Nitric Oxide Metabolism in CC30 Staphylococcus Aureus and Its Contribution to Virulence

Download or read book Nitric Oxide Metabolism in CC30 Staphylococcus Aureus and Its Contribution to Virulence written by Lacey Jane Favazzo and published by . This book was released on 2019 with total page 197 pages. Available in PDF, EPUB and Kindle. Book excerpt: Staphylococcus aureus is a pathogen that causes a wide spectrum of disease, of which the site of infection and level of persistence depend largely on different virulence traits encoded within genetically distinct lineages, called clonal complexes (CC). Differences in bacterial response to host immune factors also play a role. Activated phagocytes produce nitric oxide (NO) to control infection and S. aureus metabolically adapts via multiple strategies conserved in all CCs, including S. aureus nitric oxide synthase (Nos).

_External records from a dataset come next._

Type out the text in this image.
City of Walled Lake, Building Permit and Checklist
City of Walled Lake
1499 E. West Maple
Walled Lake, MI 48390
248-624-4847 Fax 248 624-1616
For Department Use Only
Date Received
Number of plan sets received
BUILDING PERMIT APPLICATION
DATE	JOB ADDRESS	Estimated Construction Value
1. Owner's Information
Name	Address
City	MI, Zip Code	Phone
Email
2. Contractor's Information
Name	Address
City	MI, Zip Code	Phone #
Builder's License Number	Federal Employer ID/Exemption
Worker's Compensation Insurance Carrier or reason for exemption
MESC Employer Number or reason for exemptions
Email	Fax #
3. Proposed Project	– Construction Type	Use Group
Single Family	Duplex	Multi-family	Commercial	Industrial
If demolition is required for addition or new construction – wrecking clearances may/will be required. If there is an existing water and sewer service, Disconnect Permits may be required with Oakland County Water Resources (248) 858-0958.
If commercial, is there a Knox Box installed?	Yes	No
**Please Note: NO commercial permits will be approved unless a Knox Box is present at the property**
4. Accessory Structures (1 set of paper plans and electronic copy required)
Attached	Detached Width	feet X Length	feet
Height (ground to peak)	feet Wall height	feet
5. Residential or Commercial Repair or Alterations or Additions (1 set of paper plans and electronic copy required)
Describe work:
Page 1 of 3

Genomic analysis of the CC30 lineage suggests that it has acquired additional metabolic functions that support persistence and colonization patterns associated with chronic and severe infections, such as endocarditis and osteomyelitis. CC30 strains encoded a putative NO reductase (Nor) that is not found in other clonal complexes, which potentially contributes to NO resistance and clinical outcome. In this work, we demonstrate that Nor has true nitric oxide reductase activity. Expression of nor is enhanced by both anaerobic growth and NO stress. Additionally, we demonstrate that MgrA and SrrAB, which modulate S. aureus virulence and response to hypoxia, regulate nor. S. aureus nos is also regulated by these systems, suggesting a link in metabolic response between the two genes. RNA-Seq analysis of UAMS-1, UAMS-1 ?nor, and UAMS-1 ?nos under anaerobic growth and NO stress demonstrates that Nor contributes to nucleotide metabolism and Nos to glycolysis. We find that both Nos and Nor contribute to bacterial survival in the presence of human PMNs and that each displays organ specific seeding in a tail vein model of infection. Nor also contributes to abscess formation in an osteological implant model of infection. The regulation overlap between nor and nos point to an intriguing link between regulation of endogenous NO, metabolic adaptation, and persistence in the CC30 lineage.